The audit has been primarily a fact-finding operation with the goal of reducing future unanticipated net deficits that must be covered from the CSA general account and providing better allocation of funds in the future.

Not all clubs and organizations will be subjected to auditing, according to CSA Treasurer Ben Strauss, ‘16. The CSA has chosen those with more than $500 of surplus or deficit, about one fifth of campus clubs, to go through the process. The important thing to remember here, said Strauss, is that there will be no fines or penalties associated with the audit. The goal is for for club financial needs to be met more effectively, not to “punish them for past debts,” he said.

At the beginning of fall term, organizations that fit the surplus and deficit requirements were identified and a budget committee member was assigned to each. This committee member will discuss the financial situation of the club with its leaders. The goal is to determine what went wrong in the past as well as what could be improved in the future.

If the deficit was not already covered, the budget committee can approve retroactive funding. In some cases, the committee member may recommend that an organization come before the larger budget committee. This would only occur if the committee feels the need to ask additional questions, which Strauss doubts will be necessary. In general, and despite its name, the Great Audit of 2015 should create little disruption to even the most financially careless of clubs.

When the auditing process is completed and information has been collected from all organizations, the budget committee will present their overall findings to the senate. The information gathered this fall will then be put to use during spring allocations.

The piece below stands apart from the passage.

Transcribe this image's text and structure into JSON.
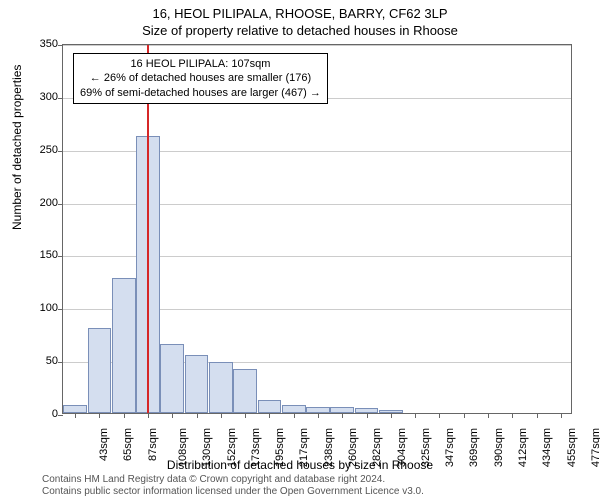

The budget committee will have more information with which to decide how much money to give each club and whether it should be more or less than in the year before.

Strauss emphasized that auditing is not a punishment and that the CSA will not be penalizing anyone. Furthermore, they do not expect to create inconvenience for any campus clubs. The audit is simply a tool to gain a “better grasp of the budget big picture and to enable the CSA to see broad trends and better spend student money,” says Strauss.

Attempts to contact clubs currently being audited were unsuccessful.